The ruby-throated hummingbirds are also considered to be polygamous because both males and females have multiple mates and do not establish as a breeding pair. After a short mating dance of aerial copulation, the female provides all the parental care from that time forward. She selects the nest site, usually near the tip of a down sloping branch in a fairly open area below a leafy canopy.
After laying several eggs, they are incubated between 10 to 14 days, and after hatching and rearing her first clutch, the ruby-throated hummingbird will later in the summer raise two or three additional families – every year.
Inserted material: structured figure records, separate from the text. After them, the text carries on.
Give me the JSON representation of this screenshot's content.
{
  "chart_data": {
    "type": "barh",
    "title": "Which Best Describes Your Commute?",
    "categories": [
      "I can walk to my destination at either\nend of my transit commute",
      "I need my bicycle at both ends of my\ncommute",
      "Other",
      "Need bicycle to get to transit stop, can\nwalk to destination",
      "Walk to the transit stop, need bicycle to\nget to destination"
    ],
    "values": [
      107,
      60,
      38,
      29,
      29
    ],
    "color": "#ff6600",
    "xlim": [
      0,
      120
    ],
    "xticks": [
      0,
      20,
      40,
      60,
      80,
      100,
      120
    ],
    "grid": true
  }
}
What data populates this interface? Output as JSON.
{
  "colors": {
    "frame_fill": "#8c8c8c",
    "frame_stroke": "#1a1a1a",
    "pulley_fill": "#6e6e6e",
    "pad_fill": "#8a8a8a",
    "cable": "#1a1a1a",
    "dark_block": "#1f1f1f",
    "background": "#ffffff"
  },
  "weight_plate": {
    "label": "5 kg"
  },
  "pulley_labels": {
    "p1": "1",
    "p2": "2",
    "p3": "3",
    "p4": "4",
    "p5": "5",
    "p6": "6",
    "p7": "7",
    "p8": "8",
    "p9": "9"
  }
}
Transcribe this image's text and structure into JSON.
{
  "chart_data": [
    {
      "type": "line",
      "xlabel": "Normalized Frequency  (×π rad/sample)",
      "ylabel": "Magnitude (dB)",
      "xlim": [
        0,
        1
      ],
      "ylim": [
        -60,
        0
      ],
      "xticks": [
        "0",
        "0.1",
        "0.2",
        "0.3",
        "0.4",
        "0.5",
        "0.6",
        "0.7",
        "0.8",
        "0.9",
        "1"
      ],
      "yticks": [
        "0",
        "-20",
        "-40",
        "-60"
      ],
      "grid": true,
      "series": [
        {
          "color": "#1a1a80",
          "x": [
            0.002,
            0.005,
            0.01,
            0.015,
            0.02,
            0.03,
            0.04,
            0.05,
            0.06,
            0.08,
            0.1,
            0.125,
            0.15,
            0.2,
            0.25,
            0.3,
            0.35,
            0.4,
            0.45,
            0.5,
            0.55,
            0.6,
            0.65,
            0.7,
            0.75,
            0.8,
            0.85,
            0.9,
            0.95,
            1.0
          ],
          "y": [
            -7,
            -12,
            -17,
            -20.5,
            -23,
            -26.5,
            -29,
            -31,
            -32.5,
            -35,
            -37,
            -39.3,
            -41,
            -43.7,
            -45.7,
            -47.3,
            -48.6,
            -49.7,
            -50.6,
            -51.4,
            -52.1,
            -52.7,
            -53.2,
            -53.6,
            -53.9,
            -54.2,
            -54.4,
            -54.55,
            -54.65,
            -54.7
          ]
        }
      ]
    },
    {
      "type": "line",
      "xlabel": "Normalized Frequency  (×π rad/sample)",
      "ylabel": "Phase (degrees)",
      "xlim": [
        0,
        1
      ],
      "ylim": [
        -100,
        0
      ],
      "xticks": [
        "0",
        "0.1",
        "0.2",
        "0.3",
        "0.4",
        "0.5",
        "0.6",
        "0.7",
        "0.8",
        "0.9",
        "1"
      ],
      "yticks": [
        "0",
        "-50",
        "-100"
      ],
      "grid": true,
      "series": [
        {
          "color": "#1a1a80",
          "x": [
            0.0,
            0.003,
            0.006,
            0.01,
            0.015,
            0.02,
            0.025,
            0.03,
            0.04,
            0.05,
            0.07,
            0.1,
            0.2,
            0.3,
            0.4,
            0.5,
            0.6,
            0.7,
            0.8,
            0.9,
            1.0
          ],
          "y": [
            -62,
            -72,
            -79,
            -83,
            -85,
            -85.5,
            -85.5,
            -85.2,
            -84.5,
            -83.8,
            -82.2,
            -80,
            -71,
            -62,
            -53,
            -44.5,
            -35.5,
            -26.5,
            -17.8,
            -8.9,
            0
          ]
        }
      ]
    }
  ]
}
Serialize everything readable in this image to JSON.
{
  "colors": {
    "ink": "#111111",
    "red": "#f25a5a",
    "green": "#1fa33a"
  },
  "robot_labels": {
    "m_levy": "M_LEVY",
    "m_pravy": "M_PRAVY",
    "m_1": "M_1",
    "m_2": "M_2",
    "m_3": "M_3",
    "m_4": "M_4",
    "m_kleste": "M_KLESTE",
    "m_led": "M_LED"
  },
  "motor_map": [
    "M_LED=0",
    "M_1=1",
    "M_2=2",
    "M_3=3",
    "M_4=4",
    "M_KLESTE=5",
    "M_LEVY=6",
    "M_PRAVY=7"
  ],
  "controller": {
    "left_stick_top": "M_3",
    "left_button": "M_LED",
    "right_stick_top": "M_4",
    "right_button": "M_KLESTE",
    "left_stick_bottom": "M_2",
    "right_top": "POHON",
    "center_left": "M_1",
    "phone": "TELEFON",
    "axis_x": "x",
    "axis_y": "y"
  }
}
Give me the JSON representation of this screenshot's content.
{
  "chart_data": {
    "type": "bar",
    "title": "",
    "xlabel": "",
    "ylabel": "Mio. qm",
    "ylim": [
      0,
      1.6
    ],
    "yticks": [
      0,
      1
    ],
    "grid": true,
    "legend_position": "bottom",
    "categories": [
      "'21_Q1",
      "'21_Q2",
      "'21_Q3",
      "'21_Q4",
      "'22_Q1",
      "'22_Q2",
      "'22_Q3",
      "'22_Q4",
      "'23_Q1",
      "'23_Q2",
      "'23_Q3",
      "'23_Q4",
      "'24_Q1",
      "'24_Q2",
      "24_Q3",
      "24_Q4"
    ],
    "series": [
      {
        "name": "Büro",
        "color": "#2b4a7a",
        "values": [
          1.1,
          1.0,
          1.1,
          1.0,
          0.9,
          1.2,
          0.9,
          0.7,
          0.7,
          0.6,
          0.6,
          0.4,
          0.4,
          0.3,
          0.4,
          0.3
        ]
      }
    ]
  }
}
With the progression of shorter days to find food late in the season, cooling temperatures necessitate that they must soon double their body mass before, like the monarch butterfly, beginning their autumn migration of at least 7,000 miles to winter in Mexico or Costa Rica. They make the whole trip at low levels over treetops and often non-stop over vast bodies of water, just above the waves and out of the wind.
Each leg of their passage must be timed to coordinate and coincide with the availability of food-plant energy to relay the ability to move on to the next region. They know how to communicate in this effort using tactile and visual signals to perceive in advance the favorability of sustenance ahead.
Somehow, they always seem to be ahead of the isotherm (average nightly freezing temperature). And they can see ahead the blue-violet content of the flowering flora advantageous to complete their destination of the annual life cycle for the next generation. Somehow the ruby-throated hummingbird has managed to accomplish an unbroken chain of environmental passage to ensure survival of this amazing species.